ダレン・シャン 作 橋本 恵 訳
小学館 2001/7(原作2000)
①奇怪なサーカス ⑦黄昏のハンター
②若きバンパイア ⑧精霊の湖
③バンパイア・クリスマス ⑨闇の帝王
④バンパイア・マウンテン ⑩運命の息子
⑤バンパイアの試練 〈外伝〉
⑥バンパイアの運命
⑦真夜中の同志
「ばかやろう!行くわけ・・・ないだろ!傷ある者の戦は・・・わたしの戦でもあるんだぞ。(略)おまえとはずっと・・・苦しみをわかちあって・・・きたじゃないか。いまさら別れられるか。(略)」
普通の少年だったダレンが、ある事件をきっかけに「本当に」バンパイアになってしまう話。バンパイアになるだけでなく、バンパイアとそれに敵対するバンパニーズというグループとの戦いに巻き込まれていく。
これほど一章一章の中にどきどきがある話も珍しい。次が読みたいんだ、と一気に全巻を読んでしまった。

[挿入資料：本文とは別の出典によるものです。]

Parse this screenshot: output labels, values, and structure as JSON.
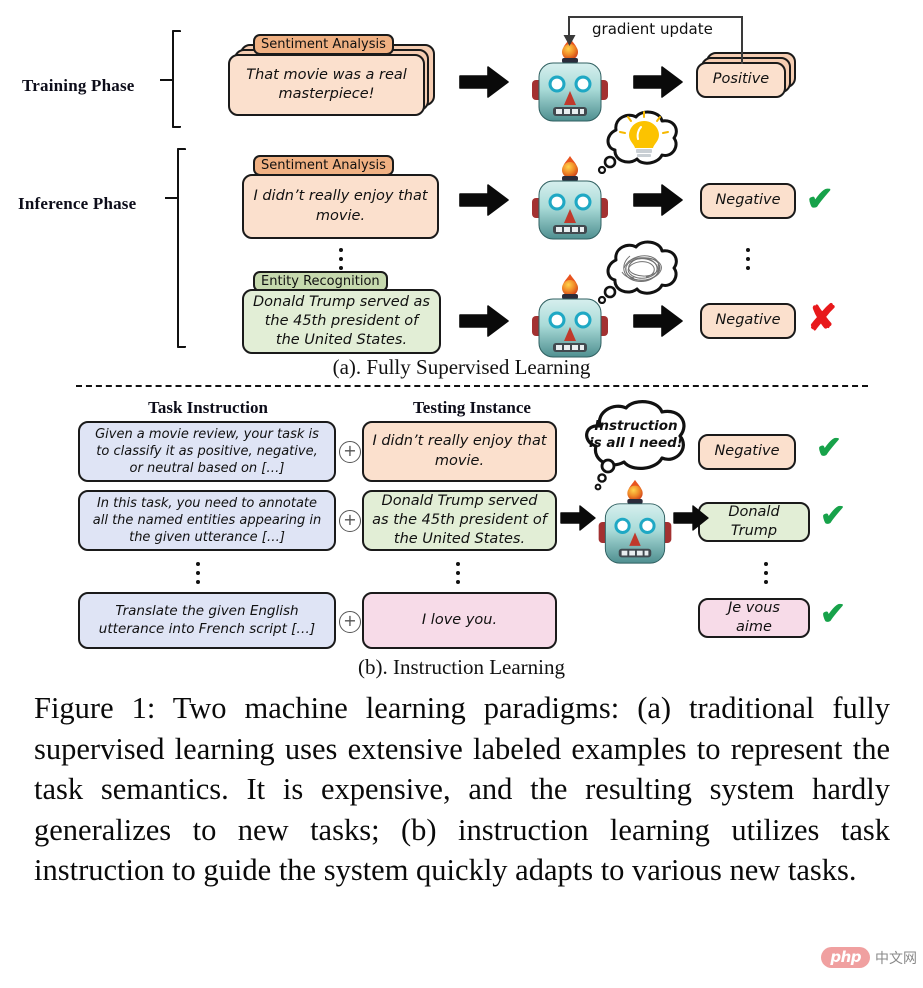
{
  "figure": {
    "caption": "Figure 1: Two machine learning paradigms: (a) traditional fully supervised learning uses extensive labeled examples to represent the task semantics. It is expensive, and the resulting system hardly generalizes to new tasks; (b) instruction learning utilizes task instruction to guide the system quickly adapts to various new tasks.",
    "subcaption_a": "(a). Fully Supervised Learning",
    "subcaption_b": "(b). Instruction Learning"
  },
  "panel_a": {
    "phases": {
      "training": "Training Phase",
      "inference": "Inference Phase"
    },
    "gradient_update_label": "gradient update",
    "training_example": {
      "tag": "Sentiment Analysis",
      "text": "That movie was a real masterpiece!",
      "output": "Positive"
    },
    "inference_examples": [
      {
        "tag": "Sentiment Analysis",
        "text": "I didn’t really enjoy that movie.",
        "output": "Negative",
        "verdict": "correct",
        "verdict_glyph": "✔",
        "thought": "lightbulb"
      },
      {
        "tag": "Entity Recognition",
        "text": "Donald Trump served as the 45th president of the United States.",
        "output": "Negative",
        "verdict": "wrong",
        "verdict_glyph": "✘",
        "thought": "scribble"
      }
    ]
  },
  "panel_b": {
    "columns": {
      "instruction": "Task Instruction",
      "instance": "Testing Instance"
    },
    "robot_thought": "Instruction is all I need!",
    "combine_symbol": "+",
    "rows": [
      {
        "instruction": "Given a movie review, your task is to classify it as positive, negative, or neutral based on […]",
        "instance": "I didn’t really enjoy that movie.",
        "output": "Negative",
        "verdict_glyph": "✔"
      },
      {
        "instruction": "In this task, you need to annotate all the named entities appearing in the given utterance […]",
        "instance": "Donald Trump served as the 45th president of the United States.",
        "output": "Donald Trump",
        "verdict_glyph": "✔"
      },
      {
        "instruction": "Translate the given English utterance into French script […]",
        "instance": "I love you.",
        "output": "Je vous aime",
        "verdict_glyph": "✔"
      }
    ]
  },
  "watermark": {
    "php": "php",
    "cn": "中文网"
  },
  "colors": {
    "peach": "#fbe0cd",
    "tag_orange": "#f0b183",
    "green": "#e2eed6",
    "tag_green": "#c6d9ae",
    "blue": "#dfe4f5",
    "pink": "#f7dbe8",
    "tick_green": "#17a24a",
    "cross_red": "#e8191b",
    "robot_body": "#7fc9c4"
  }
}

よさは二つある。①伏線。主人公のダレンを取り巻く人物、保護者役のクレプスリーに、友だちの蛇少年エブラ、そして謎の仲間(とは言い過ぎ?)ハーキャット。どの人物とも深い関わりができてくるダレンなのだが、関わりをもっていく経緯を知っている分だけ、こんな伏線だったのかと驚いてしまう。
②テーマだ。バンパニア生活終わり、ではなく、一度犯した過ちからは逃れられないという物語の一貫性はもとより「運命」を感じさせるし、ダレンが悩み、行動してきたことも運命の軌道の上に回っている。そういう無常性のようなものが、出ている。

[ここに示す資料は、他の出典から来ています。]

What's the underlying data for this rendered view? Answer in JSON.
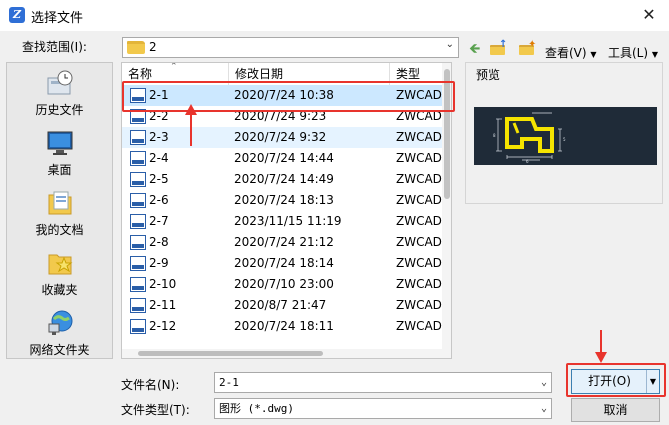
{
  "window": {
    "title": "选择文件",
    "app_icon_glyph": "Z"
  },
  "toolbar": {
    "look_in_label": "查找范围(I):",
    "look_in_value": "2",
    "view_label": "查看(V)",
    "tools_label": "工具(L)",
    "icons": [
      "back-icon",
      "up-folder-icon",
      "new-folder-icon"
    ]
  },
  "places": [
    {
      "label": "历史文件",
      "icon": "history-icon"
    },
    {
      "label": "桌面",
      "icon": "desktop-icon"
    },
    {
      "label": "我的文档",
      "icon": "documents-icon"
    },
    {
      "label": "收藏夹",
      "icon": "favorites-icon"
    },
    {
      "label": "网络文件夹",
      "icon": "network-icon"
    }
  ],
  "filelist": {
    "columns": {
      "name": "名称",
      "date": "修改日期",
      "type": "类型"
    },
    "rows": [
      {
        "name": "2-1",
        "date": "2020/7/24 10:38",
        "type": "ZWCAD",
        "selected": true
      },
      {
        "name": "2-2",
        "date": "2020/7/24 9:23",
        "type": "ZWCAD"
      },
      {
        "name": "2-3",
        "date": "2020/7/24 9:32",
        "type": "ZWCAD"
      },
      {
        "name": "2-4",
        "date": "2020/7/24 14:44",
        "type": "ZWCAD"
      },
      {
        "name": "2-5",
        "date": "2020/7/24 14:49",
        "type": "ZWCAD"
      },
      {
        "name": "2-6",
        "date": "2020/7/24 18:13",
        "type": "ZWCAD"
      },
      {
        "name": "2-7",
        "date": "2023/11/15 11:19",
        "type": "ZWCAD"
      },
      {
        "name": "2-8",
        "date": "2020/7/24 21:12",
        "type": "ZWCAD"
      },
      {
        "name": "2-9",
        "date": "2020/7/24 18:14",
        "type": "ZWCAD"
      },
      {
        "name": "2-10",
        "date": "2020/7/10 23:00",
        "type": "ZWCAD"
      },
      {
        "name": "2-11",
        "date": "2020/8/7 21:47",
        "type": "ZWCAD"
      },
      {
        "name": "2-12",
        "date": "2020/7/24 18:11",
        "type": "ZWCAD"
      }
    ]
  },
  "preview": {
    "label": "预览"
  },
  "bottom": {
    "file_name_label": "文件名(N):",
    "file_name_value": "2-1",
    "file_type_label": "文件类型(T):",
    "file_type_value": "图形 (*.dwg)",
    "open_label": "打开(O)",
    "cancel_label": "取消"
  },
  "colors": {
    "highlight": "#e8342d",
    "selection": "#cce8ff",
    "accent": "#3c7fb1"
  }
}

人間だから、運命というものを考えてしまう。今、こうして自分がいること、していること。全部決められていることなのか。運命があって、それに基づいて生きているのか、なんてことだ。ダレン・シリーズで運命を改めて考えるのもいいかもしれない。
劣質な表現が多くて、子どもに「すごくおすすめだよ」とは言いづらいけれど、その分「こうなりたくない」という緊迫感が生まれているのだろう。夢中になる子も多いと思う。